Das Unternehmen hat zudem auf den Kilembe-Liegenschaften weitere 184 (!) Anomalien identifiziert, die mal mehr mal weniger stark ausfielen. M2 wird daraus in den kommenden Wochen eine Prioritätsliste erstellen, die dann abgearbeitet werden kann.

CEO Simon Clarke ist der Ansicht, dass ausgehend von den verfügbaren statistischen Informationen zu diesen VMS-Lagerstätten weltweit und angesichts der Nähe zur historischen Kilembe-Mine und deren vergleichbarer Stratigraphei das Potenzial für die Entdeckung von Lagerstätten ähnlicher Größe und Zusammensetzung wie auf Kilembe hoch ist. Und auf Kilembe wurde in signifikantem Umfang hochgradiges Kupfer und Kobalt produziert.

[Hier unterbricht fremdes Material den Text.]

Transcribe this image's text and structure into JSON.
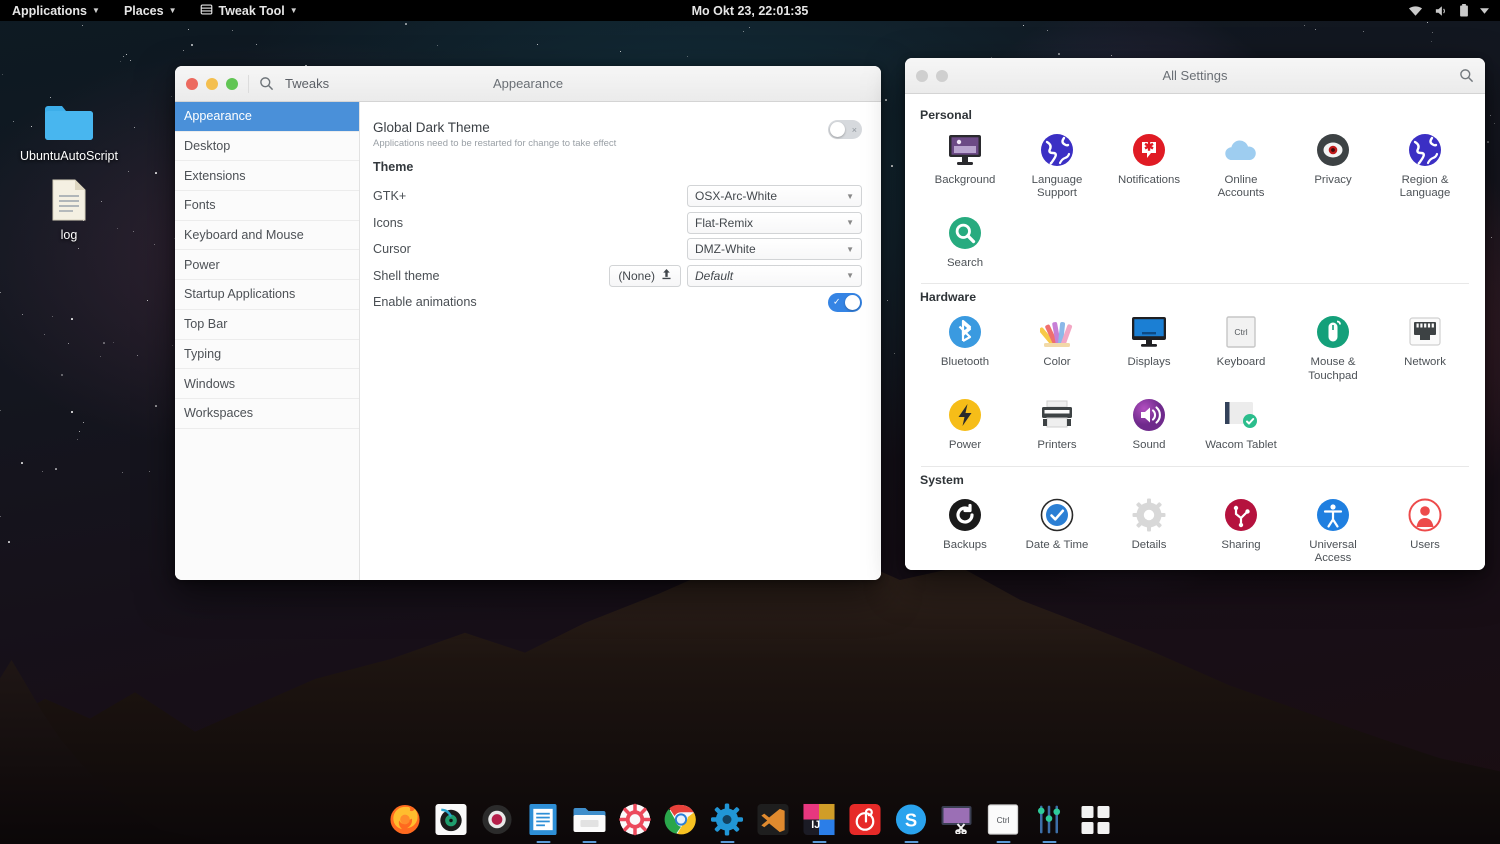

Und auch auf den Bujagali-Liegenschaften hat das Unternehmen über den Zielen Bombo und Waragi von Geotech VTEM-Untersuchungen fliegen lassen sowie 21 Gräben mit einer Länge von insgesamt 1.391 Metern gezogen. Die dabei gewonnenen Proben werden derzeit von einem Labor aus Südafrika untersucht.

Diese Ergebnisse und die Interpretation der Daten aus der VTEM-Untersuchung zu Bombo und Waragi werden M2 Cobalt dabei behilflich sein, auch hier spezifische Bohrkronen für ein erstes Bohrprogramm Ende dieses Sommers zu gewinnen.

Nun macht eine – oder auch mehr als Hundert – Anomalien noch keine Lagerstätte, aber die von M2 präsentierten Informationen deuten unserer Ansicht nach darauf hin, dass das Unternehmen diesen Schritt im Explorationsprozess mehr als erfolgreich abgeschlossen hat. Das Potenzial der riesigen Liegenschaften wurde jedenfalls sehr deutlich demonstriert. Nun wird es darauf ankommen, dieses mit „harten“ Fakten aus dem anstehenden Bohrprogramm zu untermauern – dann könnte es, glauben wir, bei M2 so richtig losgehen.

Wir werden auf jeden Fall weiter berichten!

Es sei aber darauf hingewiesen, dass dem unserer Ansicht nach erheblichen Potenzial auch erhebliche Risiken gegenüberstehen. Das sollten interessierte Anleger nie vergessen.